Opinion ID: 3005368
Heading Depth: 3
Heading Rank: 2

Heading: Cumulative Actions. The cumulative actions

Text: regulation is no more helpful to Sierra Club. “Cumulative actions” are those that must be assessed together because they have “cumulatively significant impacts.” 40 C.F.R. § 1508.25(a)(2). A cumulative impact is that “which results from the incremental impact of the action when added to other past, present, and reasonably foreseeable future actions regardless of what agency (Federal or non-Federal) or person undertakes such other actions.” Id. § 1508.7. The cumulative actions doctrine is not concerned with geographic segmentation; if it were, it would be wholly redundant of the connected actions doctrine.

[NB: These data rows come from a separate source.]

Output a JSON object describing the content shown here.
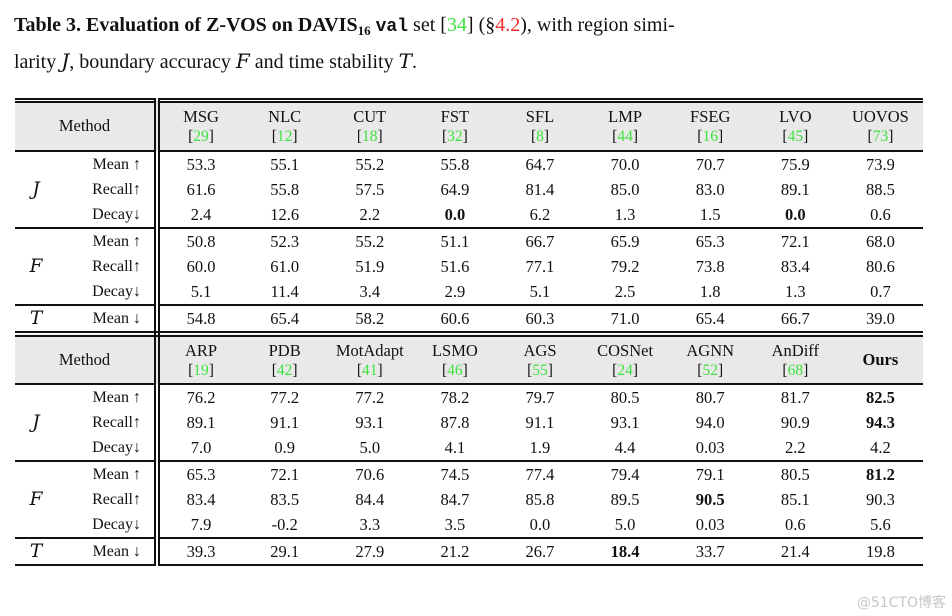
{
  "caption": {
    "bold_prefix": "Table 3. Evaluation of Z-VOS on DAVIS",
    "subscript": "16",
    "tt": "val",
    "after_tt": " set [",
    "cite": "34",
    "between": "] (§",
    "section_ref": "4.2",
    "line1_tail": "), with region simi-",
    "line2_a": "larity ",
    "sym_J": "J",
    "line2_b": ", boundary accuracy ",
    "sym_F": "F",
    "line2_c": " and time stability ",
    "sym_T": "T",
    "line2_d": "."
  },
  "colors": {
    "citation_green": "#3fe23f",
    "section_red": "#ee2c2c",
    "header_gray": "#e9e9e9"
  },
  "table": {
    "method_header": "Method",
    "blocks": [
      {
        "methods": [
          {
            "name": "MSG",
            "cite": "29"
          },
          {
            "name": "NLC",
            "cite": "12"
          },
          {
            "name": "CUT",
            "cite": "18"
          },
          {
            "name": "FST",
            "cite": "32"
          },
          {
            "name": "SFL",
            "cite": "8"
          },
          {
            "name": "LMP",
            "cite": "44"
          },
          {
            "name": "FSEG",
            "cite": "16"
          },
          {
            "name": "LVO",
            "cite": "45"
          },
          {
            "name": "UOVOS",
            "cite": "73"
          }
        ],
        "groups": [
          {
            "symbol": "J",
            "rows": [
              {
                "metric": "Mean ↑",
                "values": [
                  "53.3",
                  "55.1",
                  "55.2",
                  "55.8",
                  "64.7",
                  "70.0",
                  "70.7",
                  "75.9",
                  "73.9"
                ],
                "bold": []
              },
              {
                "metric": "Recall↑",
                "values": [
                  "61.6",
                  "55.8",
                  "57.5",
                  "64.9",
                  "81.4",
                  "85.0",
                  "83.0",
                  "89.1",
                  "88.5"
                ],
                "bold": []
              },
              {
                "metric": "Decay↓",
                "values": [
                  "2.4",
                  "12.6",
                  "2.2",
                  "0.0",
                  "6.2",
                  "1.3",
                  "1.5",
                  "0.0",
                  "0.6"
                ],
                "bold": [
                  3,
                  7
                ]
              }
            ]
          },
          {
            "symbol": "F",
            "rows": [
              {
                "metric": "Mean ↑",
                "values": [
                  "50.8",
                  "52.3",
                  "55.2",
                  "51.1",
                  "66.7",
                  "65.9",
                  "65.3",
                  "72.1",
                  "68.0"
                ],
                "bold": []
              },
              {
                "metric": "Recall↑",
                "values": [
                  "60.0",
                  "61.0",
                  "51.9",
                  "51.6",
                  "77.1",
                  "79.2",
                  "73.8",
                  "83.4",
                  "80.6"
                ],
                "bold": []
              },
              {
                "metric": "Decay↓",
                "values": [
                  "5.1",
                  "11.4",
                  "3.4",
                  "2.9",
                  "5.1",
                  "2.5",
                  "1.8",
                  "1.3",
                  "0.7"
                ],
                "bold": []
              }
            ]
          },
          {
            "symbol": "T",
            "rows": [
              {
                "metric": "Mean ↓",
                "values": [
                  "54.8",
                  "65.4",
                  "58.2",
                  "60.6",
                  "60.3",
                  "71.0",
                  "65.4",
                  "66.7",
                  "39.0"
                ],
                "bold": []
              }
            ]
          }
        ]
      },
      {
        "methods": [
          {
            "name": "ARP",
            "cite": "19"
          },
          {
            "name": "PDB",
            "cite": "42"
          },
          {
            "name": "MotAdapt",
            "cite": "41"
          },
          {
            "name": "LSMO",
            "cite": "46"
          },
          {
            "name": "AGS",
            "cite": "55"
          },
          {
            "name": "COSNet",
            "cite": "24"
          },
          {
            "name": "AGNN",
            "cite": "52"
          },
          {
            "name": "AnDiff",
            "cite": "68"
          },
          {
            "name": "Ours",
            "cite": null,
            "bold": true
          }
        ],
        "groups": [
          {
            "symbol": "J",
            "rows": [
              {
                "metric": "Mean ↑",
                "values": [
                  "76.2",
                  "77.2",
                  "77.2",
                  "78.2",
                  "79.7",
                  "80.5",
                  "80.7",
                  "81.7",
                  "82.5"
                ],
                "bold": [
                  8
                ]
              },
              {
                "metric": "Recall↑",
                "values": [
                  "89.1",
                  "91.1",
                  "93.1",
                  "87.8",
                  "91.1",
                  "93.1",
                  "94.0",
                  "90.9",
                  "94.3"
                ],
                "bold": [
                  8
                ]
              },
              {
                "metric": "Decay↓",
                "values": [
                  "7.0",
                  "0.9",
                  "5.0",
                  "4.1",
                  "1.9",
                  "4.4",
                  "0.03",
                  "2.2",
                  "4.2"
                ],
                "bold": []
              }
            ]
          },
          {
            "symbol": "F",
            "rows": [
              {
                "metric": "Mean ↑",
                "values": [
                  "65.3",
                  "72.1",
                  "70.6",
                  "74.5",
                  "77.4",
                  "79.4",
                  "79.1",
                  "80.5",
                  "81.2"
                ],
                "bold": [
                  8
                ]
              },
              {
                "metric": "Recall↑",
                "values": [
                  "83.4",
                  "83.5",
                  "84.4",
                  "84.7",
                  "85.8",
                  "89.5",
                  "90.5",
                  "85.1",
                  "90.3"
                ],
                "bold": [
                  6
                ]
              },
              {
                "metric": "Decay↓",
                "values": [
                  "7.9",
                  "-0.2",
                  "3.3",
                  "3.5",
                  "0.0",
                  "5.0",
                  "0.03",
                  "0.6",
                  "5.6"
                ],
                "bold": []
              }
            ]
          },
          {
            "symbol": "T",
            "rows": [
              {
                "metric": "Mean ↓",
                "values": [
                  "39.3",
                  "29.1",
                  "27.9",
                  "21.2",
                  "26.7",
                  "18.4",
                  "33.7",
                  "21.4",
                  "19.8"
                ],
                "bold": [
                  5
                ]
              }
            ]
          }
        ]
      }
    ]
  },
  "watermark": "@51CTO博客"
}
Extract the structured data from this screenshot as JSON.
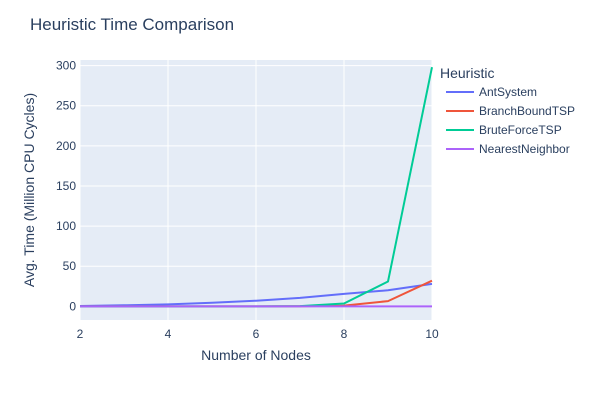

See Coal. on Sensible Transp., Inc. v. Dole, 826 F.2d 60, 70-71 (D.C. Cir. 1987). Instead, it prevents agencies from ignoring the environmental effects of other actions, without regard to whether their author was federal, because those effects set the baseline state of affairs and thus the context in which the significance of proposed federal action must be evaluated. An agency deciding whether to approve construction of a replacement airport, for example, must consider the prospective impact of the airport’s added noise in the context of noise from other sources— including private sources not traceable to agency action. See Grand Canyon Trust, 290 F.3d at 346. Sierra Club’s argument is not, however, that the agencies’ NEPA analyses ignored the environmental impacts of cumulative actions on discrete swaths of the pipeline, but that they failed to analyze the entire length of the pipeline. The cumulative actions doctrine therefore does not advance Sierra Club’s case.